Mas, muitas vezes, Mariam, que não diz seu nome completo por motivos de segurança, sente que sua fé não é respeitada. Sua família recentemente encomendou uma faixa com uma escritura bíblica para lembrar a morte de sua avó. O pedido foi recusado pela firma. “Eles disseram ao meu irmão: ‘Não vou escrever isso. É haram [proibido]. Eu considero blasfêmia’. Chegamos a esse nível, em que não respeitamos as crenças dos outros?”, diz Mariam.
Mas é nesse sentido que muitos iraquianos acreditam que a visita do papa Francisco fará bem. O arcebispo de Irbil Warda crê que a viagem do pontífice fará com que a maioria muçulmana pare para pensar.

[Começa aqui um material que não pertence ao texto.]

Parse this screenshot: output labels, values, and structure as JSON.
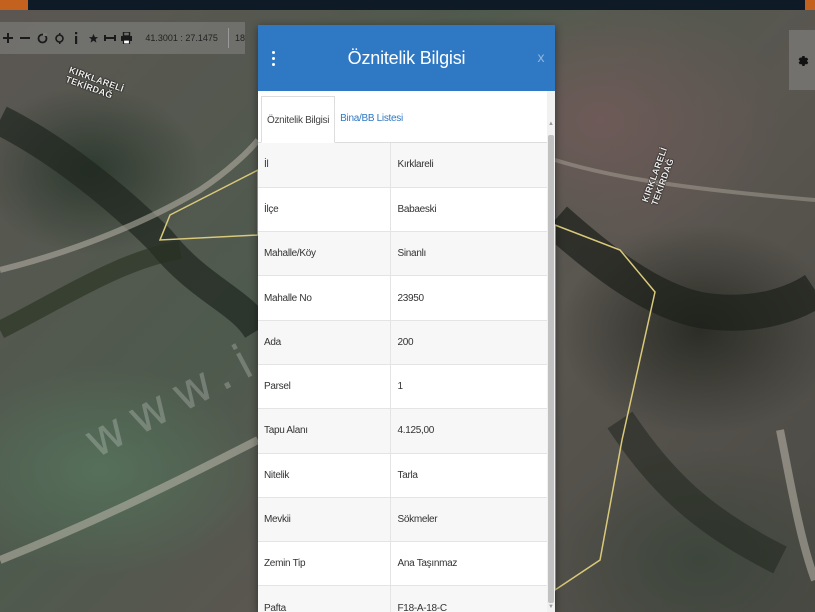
{
  "toolbar": {
    "coordinates": "41.3001 : 27.1475",
    "zoom_level": "18",
    "tools": [
      {
        "icon": "zoom-in-icon"
      },
      {
        "icon": "zoom-out-icon"
      },
      {
        "icon": "refresh-icon"
      },
      {
        "icon": "locate-icon"
      },
      {
        "icon": "info-icon"
      },
      {
        "icon": "star-icon"
      },
      {
        "icon": "measure-icon"
      },
      {
        "icon": "print-icon"
      }
    ]
  },
  "map": {
    "labels": {
      "left_top": "KIRKLARELİ",
      "left_bottom": "TEKİRDAĞ",
      "right_top": "KIRKLARELİ",
      "right_bottom": "TEKİRDAĞ"
    },
    "watermark": "www.i          .net.tr",
    "colors": {
      "parcel_outline": "#d9c97a"
    }
  },
  "panel": {
    "title": "Öznitelik Bilgisi",
    "close_label": "x",
    "header_color": "#2f78c4",
    "tabs": [
      {
        "label": "Öznitelik Bilgisi",
        "active": true
      },
      {
        "label": "Bina/BB Listesi",
        "active": false
      }
    ],
    "rows": [
      {
        "key": "İl",
        "value": "Kırklareli"
      },
      {
        "key": "İlçe",
        "value": "Babaeski"
      },
      {
        "key": "Mahalle/Köy",
        "value": "Sinanlı"
      },
      {
        "key": "Mahalle No",
        "value": "23950"
      },
      {
        "key": "Ada",
        "value": "200"
      },
      {
        "key": "Parsel",
        "value": "1"
      },
      {
        "key": "Tapu Alanı",
        "value": "4.125,00"
      },
      {
        "key": "Nitelik",
        "value": "Tarla"
      },
      {
        "key": "Mevkii",
        "value": "Sökmeler"
      },
      {
        "key": "Zemin Tip",
        "value": "Ana Taşınmaz"
      },
      {
        "key": "Pafta",
        "value": "F18-A-18-C"
      }
    ]
  }
}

“Isso vai levantar muitas questões e pensamentos”, acredita. “Alguns serão negativos. Provavelmente alguns muçulmanos linha-dura não vão gostar. Mas eu diria que a maioria dos muçulmanos vai gostar, vai ouvir, e começar a cavar fundo na história para descobrir: quem são esses cristãos? Eles são infiéis, como sempre ouvimos? Qual é a sua contribuição?”, ressalta. “Esse é o benefício de longo prazo da visita.”
“É também por isso que o curto, mas histórico encontro de sábado entre o papa Francisco e o aiatolá xiita Ali al-Sistani é tão importante”, afirma Saad Salloum, cientista político e um dos fundadores do Conselho Iraquiano para o Diálogo Inter-religioso. “Al-Sistani é como o papa para os muçulmanos xiitas, seu Vaticano é Najaf”, compara.
Coexistência pacífica?
Em fevereiro de 2019, o papa Francisco se encontrou com o líder religioso muçulmano sunita Ahmed al-Tayeb no Egito, e os dois assinaram uma declaração defendendo a coexistência pacífica entre as religiões.

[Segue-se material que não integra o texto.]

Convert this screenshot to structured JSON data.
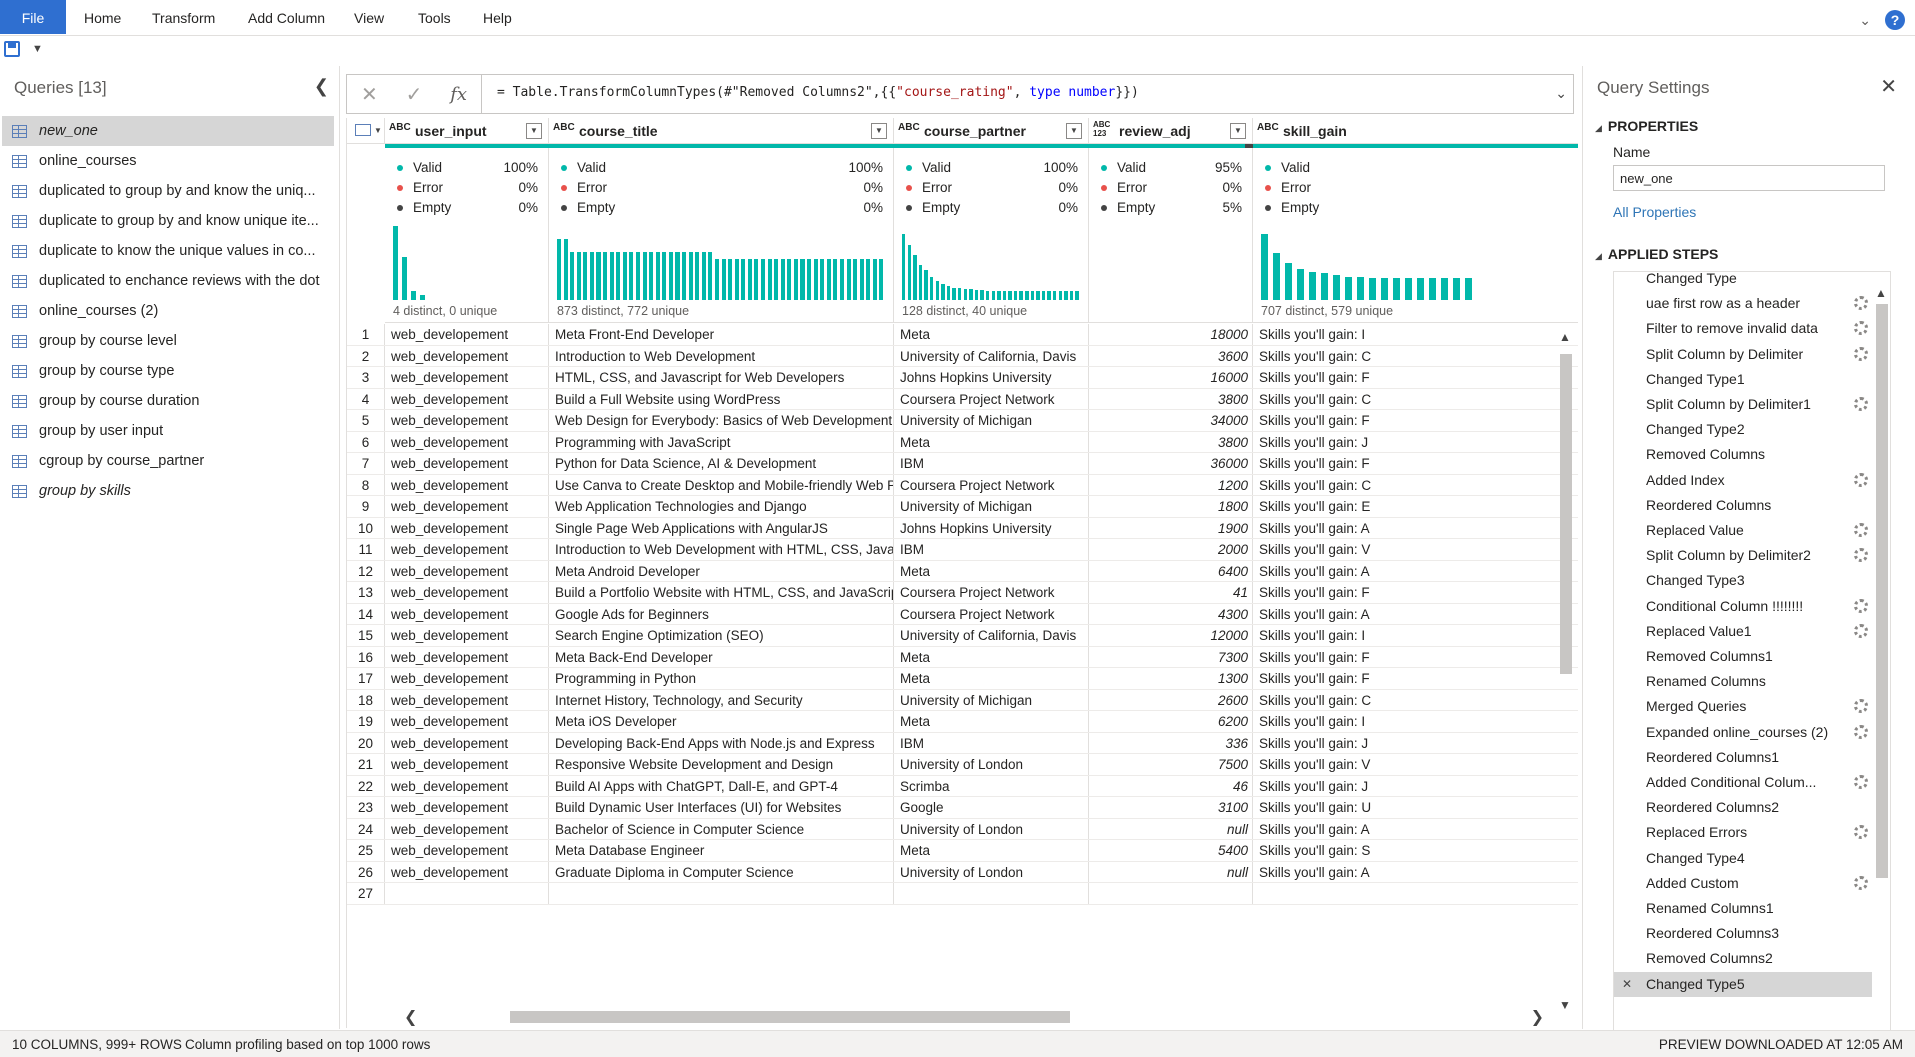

Nenhuma declaração semelhante está planejada com al-Sistani – mas Salloum acredita que a reunião causará um grande impacto nos outros iraquianos. “Isso enviará uma mensagem forte à minoria xiita no mundo árabe e islâmico”, acredita o especialista.
“A visita do papa também deve fazer os líderes do país pensarem mais sobre a importância da diversidade em geral”, sublinha Salloum. Isso é algo que ele acredita ser a chave para o futuro do Iraque. “Nossa fortuna não está no petróleo. Está na diversidade”, destaca o cientista político.